Just because figuring out a widely accepted truth when it comes to these topics is a difficult endeavor, should not make them universally rejected for consideration, rather, openly discussed as all furtherance and documentation of them will yield great utility down the road. The problem that we are presented with seems to be one of several problems in relations to virtue itself.

VIRTUE AND GOVERNING WHAT’S THE RIGHT THING TO DO

Despite their interrelation and possible mutual usefulness, one should not seek solutions in virtue when it pertains to ethical issues surrounding actions. One should also not attempt to add a character derived from virtue to the concepts of either right or wrong, good and evil, nor to completely get rid of the concepts of right and wrong entirely as their binary nature would conflict with the abstract nature of virtue. The following series of articles is meant to present a contribution, but not an addendum, to ethics of virtue, but not establish some sort of theory of virtue ethics in and of itself. In the instance of a theory of virtue, one gets the implied impression that this theory of virtue is meant to precede other forms of ethical reasoning, and particularly serve as a replacement for other approaches to ethical problems, as it becomes the base from which all further ethical reasoning is derived. The more imperialistic perspective, on the other hand, appears to be barking up the wrong tree as opposed to the right tree, and there is a right tree.

It is important to distinguish these clear specific points that differentiate judgement of either virtue or obligation. The first is clearly one pertaining to character while the second to action. It can also definitely be said that the quality of the act can often stray far from the quality of the character, anomalously. And by itself, having a character that is virtuous is not a guarantee that it will produce actions that are virtuous or ethical. We can envision the example of someone who due to lack of attention or focus unwittingly commits an action that is morally questionable, but that
doesn’t mean that the temporary lack of awareness denotes a stale moral character. In this instance, there could’ve been a good reason that their attention was shifted away from one of moral awareness. Despite this, this is no excuse to completely disregard one’s humanity, ethics, morals, values and related subject matter, in order to commit things that do not require much conscious effort in knowing they are wrong.
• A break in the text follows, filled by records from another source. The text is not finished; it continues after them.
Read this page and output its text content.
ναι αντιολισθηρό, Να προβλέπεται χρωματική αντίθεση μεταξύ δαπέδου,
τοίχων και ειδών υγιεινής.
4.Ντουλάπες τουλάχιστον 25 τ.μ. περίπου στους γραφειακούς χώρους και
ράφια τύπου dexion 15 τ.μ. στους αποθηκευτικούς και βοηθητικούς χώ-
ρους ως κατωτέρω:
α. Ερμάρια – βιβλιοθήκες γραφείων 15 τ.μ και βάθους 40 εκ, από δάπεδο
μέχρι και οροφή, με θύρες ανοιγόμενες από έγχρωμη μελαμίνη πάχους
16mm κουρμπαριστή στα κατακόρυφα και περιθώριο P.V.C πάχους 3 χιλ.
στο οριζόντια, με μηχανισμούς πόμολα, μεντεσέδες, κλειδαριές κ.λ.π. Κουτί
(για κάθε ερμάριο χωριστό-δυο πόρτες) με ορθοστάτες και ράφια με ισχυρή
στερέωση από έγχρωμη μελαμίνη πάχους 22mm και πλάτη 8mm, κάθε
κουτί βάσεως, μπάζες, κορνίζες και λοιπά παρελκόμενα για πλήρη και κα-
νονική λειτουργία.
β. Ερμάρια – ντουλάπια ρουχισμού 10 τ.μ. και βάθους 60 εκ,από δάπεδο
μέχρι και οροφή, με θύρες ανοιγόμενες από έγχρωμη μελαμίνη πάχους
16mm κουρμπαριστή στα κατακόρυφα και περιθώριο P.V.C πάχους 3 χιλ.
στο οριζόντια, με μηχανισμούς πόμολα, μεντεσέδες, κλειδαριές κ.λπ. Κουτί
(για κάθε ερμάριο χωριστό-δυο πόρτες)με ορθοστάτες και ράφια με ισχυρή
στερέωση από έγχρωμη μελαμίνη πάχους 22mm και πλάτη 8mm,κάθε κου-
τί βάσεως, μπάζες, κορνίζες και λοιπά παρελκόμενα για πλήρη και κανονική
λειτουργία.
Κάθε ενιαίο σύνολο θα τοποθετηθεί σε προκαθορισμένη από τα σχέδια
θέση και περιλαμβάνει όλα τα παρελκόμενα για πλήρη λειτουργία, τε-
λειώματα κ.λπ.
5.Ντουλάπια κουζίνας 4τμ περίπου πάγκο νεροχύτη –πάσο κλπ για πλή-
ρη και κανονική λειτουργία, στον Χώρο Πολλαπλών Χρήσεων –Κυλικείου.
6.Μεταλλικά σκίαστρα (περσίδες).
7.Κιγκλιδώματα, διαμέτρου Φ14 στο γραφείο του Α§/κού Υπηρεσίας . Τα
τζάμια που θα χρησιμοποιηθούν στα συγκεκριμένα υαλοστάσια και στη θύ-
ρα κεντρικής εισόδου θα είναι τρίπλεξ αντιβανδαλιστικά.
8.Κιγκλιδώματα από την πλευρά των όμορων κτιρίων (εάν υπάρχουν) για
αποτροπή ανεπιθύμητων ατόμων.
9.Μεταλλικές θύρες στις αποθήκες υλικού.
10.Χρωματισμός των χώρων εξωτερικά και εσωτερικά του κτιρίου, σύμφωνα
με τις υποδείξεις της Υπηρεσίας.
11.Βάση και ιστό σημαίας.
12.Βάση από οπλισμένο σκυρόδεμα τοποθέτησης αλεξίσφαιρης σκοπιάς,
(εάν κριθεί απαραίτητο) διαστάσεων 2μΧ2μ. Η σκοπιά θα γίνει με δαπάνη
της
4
There is still the possibility of doing the right thing without having a good moral character. Take the example of a sales person who owns a store. They would not want to conduct business in a manner with a customer that is harmful to their business and ends up making them disreputable. In this case, as a customer, you would have no reason to say the merchant violated their moral obligation towards you, yet, if the merchant gave you attitude, in this case you would recognize that there is a reason to complain. Indeed, the merchant would do what he must as a method of self-preservation rather than out of the goodness of his heart, and would rather do something else if that was morally okay instead. If this was the case with everyone, for every reason, then no one would behave in a way that is considered morally incorrect, as self preservation would constantly be under threat, and therefore force everyone to get along. Despite this, the fact of the matter remains that despite the availability of choices in right or wrong actions, one ends up doing what he is under the moral obligation to do.